By Amy Kazmin in Bangkok
April 28 2008 (FT) - In the late 1930s, Burma, then under British colonial rule, was the world’s largest rice exporter, sending 3.3m tonnes a year from its fertile Irrawaddy delta to foreign markets, mainly in neighbouring India.
Despite vast tracts of potential paddy land and abundant water, Burma is now a marginal player in the global rice market. Its farmers, and their output, have been hit by chronic neglect of rural infrastructure and misguided controls to ensure cheap urban food.
While no reliable data are available, economists and rice experts say Burmese rice production is just a fraction of its potential. Fertile paddy land is lying fallow and irrigation channels are silting up, while farmers sink deeper into poverty.
“Here is this gold mine – this huge potential – which Burma is sitting on, but it’s just not performing,” says Sean Turnell, editor of Burma Economics Watch. “It’s another example of how Burma’s problems are not its alone.”
Since the 1960s Burmese farmers have been forced to sell a significant quantity of their rice harvests to state authorities at below-market prices, while the regime tightly controls exports and restricts domestic rice movements. The generals’ rationale for these policies has been to ensure cheap rice to feed the army and civil servants, and to keep urban rice prices down.
But economists say these punitive policies have so deeply impoverished farmers that today they have no resources – or incentive – to invest in fertiliser, high-yielding seeds or other modern inputs that could greatly boost their rice output.
“Their farmers refuse to grow rice,” says Thai rice exporter Vichai Sriprasert, who has tried to advise the regime to loosen control over the rice sector. “They only want to grow enough for themselves to eat.”
In 2003 the junta did lurch towards liberalisation, abolishing the “compulsory quota system” that required farmers to give a fixed quantity of paddy, based on their landholdings, to the state each year.

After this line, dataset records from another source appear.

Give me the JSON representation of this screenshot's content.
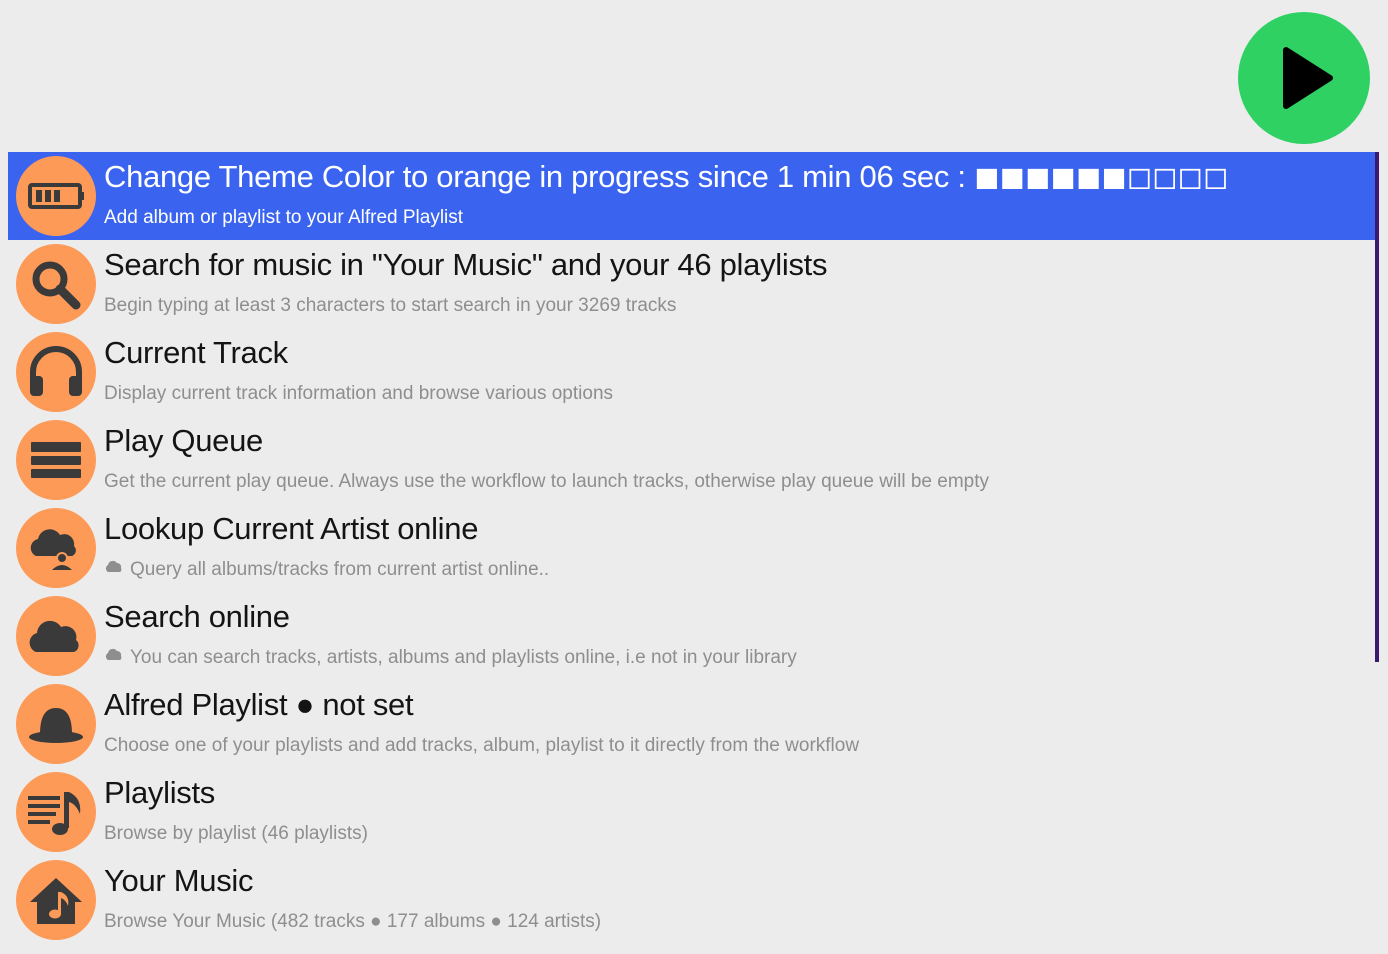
{
  "logo": {
    "icon": "play-icon",
    "color": "#2ed162"
  },
  "colors": {
    "background": "#ececec",
    "selected_row": "#3a64f0",
    "icon_circle": "#fe9a57",
    "scrollbar": "#3b1a6e"
  },
  "items": [
    {
      "title": "Change Theme Color to orange in progress since 1 min 06 sec : ◼◼◼◼◼◼◻◻◻◻",
      "subtitle": "Add album or playlist to your Alfred Playlist",
      "icon": "battery-progress-icon",
      "selected": true
    },
    {
      "title": "Search for music in \"Your Music\" and your 46 playlists",
      "subtitle": "Begin typing at least 3 characters to start search in your 3269 tracks",
      "icon": "search-icon"
    },
    {
      "title": "Current Track",
      "subtitle": "Display current track information and browse various options",
      "icon": "headphones-icon"
    },
    {
      "title": "Play Queue",
      "subtitle": "Get the current play queue. Always use the workflow to launch tracks, otherwise play queue will be empty",
      "icon": "queue-list-icon"
    },
    {
      "title": "Lookup Current Artist online",
      "subtitle": "Query all albums/tracks from current artist online..",
      "icon": "cloud-person-icon"
    },
    {
      "title": "Search online",
      "subtitle": "You can search tracks, artists, albums and playlists online, i.e not in your library",
      "icon": "cloud-icon"
    },
    {
      "title": "Alfred Playlist ● not set",
      "subtitle": "Choose one of your playlists and add tracks, album, playlist to it directly from the workflow",
      "icon": "bowler-hat-icon"
    },
    {
      "title": "Playlists",
      "subtitle": "Browse by playlist (46 playlists)",
      "icon": "playlist-note-icon"
    },
    {
      "title": "Your Music",
      "subtitle": "Browse Your Music (482 tracks ● 177  albums ● 124 artists)",
      "icon": "home-music-icon"
    }
  ]
}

But according to industry experts, local military commanders still routinely restrict the movement of rice out of rice-growing areas, causing local prices to crash and letting the government buy rice on the cheap.
While the junta also technically ended the state’s monopoly on exporting rice in 2003, only a handful of regime cronies were permitted to enter the trade, which in effect remains under tight state control
Yet Mr Vichai says Burma could re-emerge as a big force on the global rice market, if the regime ever relaxed controls and let paddy farmers make a fair profit from their labour. “If you just give farmers the incentives, everything would change,” he says. “Once they free up the market, they can be number one again in the world.”